Trente ans après, force est de constater que la question russe est au coeur des enjeux qui mobilisent l’Alliance atlantique et que nous sommes revenus à une situation de dissuasion

mutuelle entre l’OTAN et la Russie. L’OTAN a renforcé le flanc est, avec en particulie­r la Présence avancée renforcée ; en mer Noire également, même si c’est dans une moindre mesure, les dispositif­s ont été consolidés. Du côté russe, des dispositif­s militaires renforcés ont été mis en place dans les zones que Moscou estime les plus menacées par un conflit avec l’OTAN : Kaliningra­d/Baltique et Crimée/mer Noire, auxquelles on pourrait ajouter sans doute l’Arctique. Dans ces zones, la Russie a développé ses moyens militaires, se dotant d’un avantage militaire localisé, et déployé des moyens antiaérien­s et des batteries côtières qui, constituan­t des dispositif­s défensifs multicouch­es et échelonnés, doivent en théorie dissuader l’OTAN et limiter sa marge de manoeuvre opérationn­elle.

Sur le plan politique, officielle­ment, l’OTAN maintient le dialogue avec la Russie.
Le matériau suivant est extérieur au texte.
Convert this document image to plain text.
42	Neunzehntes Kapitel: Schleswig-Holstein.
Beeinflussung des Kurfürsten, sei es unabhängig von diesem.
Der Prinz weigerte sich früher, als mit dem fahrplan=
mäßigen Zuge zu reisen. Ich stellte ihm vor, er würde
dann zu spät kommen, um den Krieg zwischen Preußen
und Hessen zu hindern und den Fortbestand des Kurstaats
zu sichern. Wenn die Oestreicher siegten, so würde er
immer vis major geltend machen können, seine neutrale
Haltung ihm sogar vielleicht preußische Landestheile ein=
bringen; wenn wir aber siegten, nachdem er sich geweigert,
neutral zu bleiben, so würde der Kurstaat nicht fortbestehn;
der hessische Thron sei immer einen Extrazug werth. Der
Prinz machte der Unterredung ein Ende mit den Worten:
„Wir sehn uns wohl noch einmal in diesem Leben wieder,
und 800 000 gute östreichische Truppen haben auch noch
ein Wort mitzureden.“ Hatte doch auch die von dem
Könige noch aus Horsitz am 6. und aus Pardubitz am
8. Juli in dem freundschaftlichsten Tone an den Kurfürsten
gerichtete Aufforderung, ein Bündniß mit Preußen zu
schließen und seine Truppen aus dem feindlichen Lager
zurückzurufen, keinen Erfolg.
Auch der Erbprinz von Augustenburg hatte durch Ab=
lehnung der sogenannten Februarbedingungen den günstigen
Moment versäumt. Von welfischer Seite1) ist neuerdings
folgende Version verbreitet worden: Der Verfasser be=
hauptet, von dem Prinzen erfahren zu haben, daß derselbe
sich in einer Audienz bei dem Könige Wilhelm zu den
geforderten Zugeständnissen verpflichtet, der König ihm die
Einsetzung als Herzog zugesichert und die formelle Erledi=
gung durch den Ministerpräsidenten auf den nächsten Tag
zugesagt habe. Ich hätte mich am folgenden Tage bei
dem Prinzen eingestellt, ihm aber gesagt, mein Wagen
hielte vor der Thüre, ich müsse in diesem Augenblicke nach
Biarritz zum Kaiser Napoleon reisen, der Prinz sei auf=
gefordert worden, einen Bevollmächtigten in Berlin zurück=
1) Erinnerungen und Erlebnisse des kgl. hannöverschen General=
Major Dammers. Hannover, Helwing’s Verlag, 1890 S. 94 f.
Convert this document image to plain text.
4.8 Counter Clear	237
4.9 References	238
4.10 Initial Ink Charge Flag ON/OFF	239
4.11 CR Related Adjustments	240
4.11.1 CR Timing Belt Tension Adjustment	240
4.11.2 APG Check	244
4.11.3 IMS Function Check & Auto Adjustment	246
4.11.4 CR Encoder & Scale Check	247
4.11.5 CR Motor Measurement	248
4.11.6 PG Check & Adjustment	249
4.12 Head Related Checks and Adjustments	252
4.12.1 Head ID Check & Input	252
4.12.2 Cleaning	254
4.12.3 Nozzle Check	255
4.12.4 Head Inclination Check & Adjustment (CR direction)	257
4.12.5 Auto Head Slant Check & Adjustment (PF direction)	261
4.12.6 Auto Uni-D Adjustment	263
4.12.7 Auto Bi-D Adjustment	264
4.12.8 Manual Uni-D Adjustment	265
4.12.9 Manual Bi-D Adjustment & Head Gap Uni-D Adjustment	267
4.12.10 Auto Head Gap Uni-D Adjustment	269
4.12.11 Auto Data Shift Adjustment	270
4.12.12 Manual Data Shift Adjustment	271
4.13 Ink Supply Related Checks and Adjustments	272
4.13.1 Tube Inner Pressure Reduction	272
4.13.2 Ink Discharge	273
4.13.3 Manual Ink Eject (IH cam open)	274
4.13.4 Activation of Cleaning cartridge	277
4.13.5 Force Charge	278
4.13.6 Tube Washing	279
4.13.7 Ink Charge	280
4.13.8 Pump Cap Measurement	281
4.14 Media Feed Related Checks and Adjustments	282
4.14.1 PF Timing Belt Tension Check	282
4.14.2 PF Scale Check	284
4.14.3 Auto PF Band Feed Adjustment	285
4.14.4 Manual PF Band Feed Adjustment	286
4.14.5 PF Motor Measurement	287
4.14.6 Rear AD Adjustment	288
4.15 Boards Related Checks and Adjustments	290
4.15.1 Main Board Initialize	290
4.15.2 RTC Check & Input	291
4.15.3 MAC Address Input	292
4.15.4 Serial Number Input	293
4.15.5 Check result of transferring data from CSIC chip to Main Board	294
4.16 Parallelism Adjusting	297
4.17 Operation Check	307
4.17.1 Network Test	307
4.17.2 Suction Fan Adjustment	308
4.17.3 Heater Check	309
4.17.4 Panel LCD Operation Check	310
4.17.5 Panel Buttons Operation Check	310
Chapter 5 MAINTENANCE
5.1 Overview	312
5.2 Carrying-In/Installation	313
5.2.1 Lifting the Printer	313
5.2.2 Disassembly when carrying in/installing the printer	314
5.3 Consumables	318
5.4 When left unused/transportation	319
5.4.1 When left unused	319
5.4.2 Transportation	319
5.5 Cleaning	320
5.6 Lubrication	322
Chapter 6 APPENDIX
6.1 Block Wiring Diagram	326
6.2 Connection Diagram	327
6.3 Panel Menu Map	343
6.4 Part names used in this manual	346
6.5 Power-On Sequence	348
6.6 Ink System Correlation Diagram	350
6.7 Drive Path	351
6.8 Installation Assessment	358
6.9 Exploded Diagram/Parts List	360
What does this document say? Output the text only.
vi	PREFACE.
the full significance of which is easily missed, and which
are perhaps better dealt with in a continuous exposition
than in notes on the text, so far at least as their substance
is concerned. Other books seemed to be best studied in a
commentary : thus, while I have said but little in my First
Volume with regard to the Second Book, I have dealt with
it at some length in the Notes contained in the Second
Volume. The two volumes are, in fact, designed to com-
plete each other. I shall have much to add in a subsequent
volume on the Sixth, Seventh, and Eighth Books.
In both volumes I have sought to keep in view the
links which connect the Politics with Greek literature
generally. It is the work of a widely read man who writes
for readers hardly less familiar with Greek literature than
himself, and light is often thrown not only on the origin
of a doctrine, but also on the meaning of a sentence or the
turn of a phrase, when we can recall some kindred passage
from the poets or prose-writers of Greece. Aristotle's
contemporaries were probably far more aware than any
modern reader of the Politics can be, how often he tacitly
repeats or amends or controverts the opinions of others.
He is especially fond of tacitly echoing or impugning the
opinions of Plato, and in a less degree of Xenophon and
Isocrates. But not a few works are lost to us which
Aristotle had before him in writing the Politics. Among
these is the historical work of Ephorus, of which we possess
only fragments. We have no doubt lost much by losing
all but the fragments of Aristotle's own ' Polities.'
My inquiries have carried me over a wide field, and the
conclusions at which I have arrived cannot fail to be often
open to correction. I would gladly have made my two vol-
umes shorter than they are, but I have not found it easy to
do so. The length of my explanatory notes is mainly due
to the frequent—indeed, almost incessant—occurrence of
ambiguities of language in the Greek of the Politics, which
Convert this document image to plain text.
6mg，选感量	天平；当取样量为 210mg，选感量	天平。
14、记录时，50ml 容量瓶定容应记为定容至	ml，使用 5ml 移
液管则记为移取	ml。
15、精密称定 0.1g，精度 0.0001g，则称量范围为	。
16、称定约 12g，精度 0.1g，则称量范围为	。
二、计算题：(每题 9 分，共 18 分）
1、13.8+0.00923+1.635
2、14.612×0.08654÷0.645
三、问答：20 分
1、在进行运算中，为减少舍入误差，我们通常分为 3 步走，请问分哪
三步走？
La relation avec Moscou est régie par le principe des 3 D (défense, dissuasion, dialogue). Mais ce dialogue reste très limité dans sa portée, d’autant que, de son côté, la Russie, dans l’ensemble de ses documents de sécurité, présente l’OTAN comme une source majeure de risques pour sa sécurité. Même si l’on se parle, chacun campe sur ses positions et le dialogue n’avance pas.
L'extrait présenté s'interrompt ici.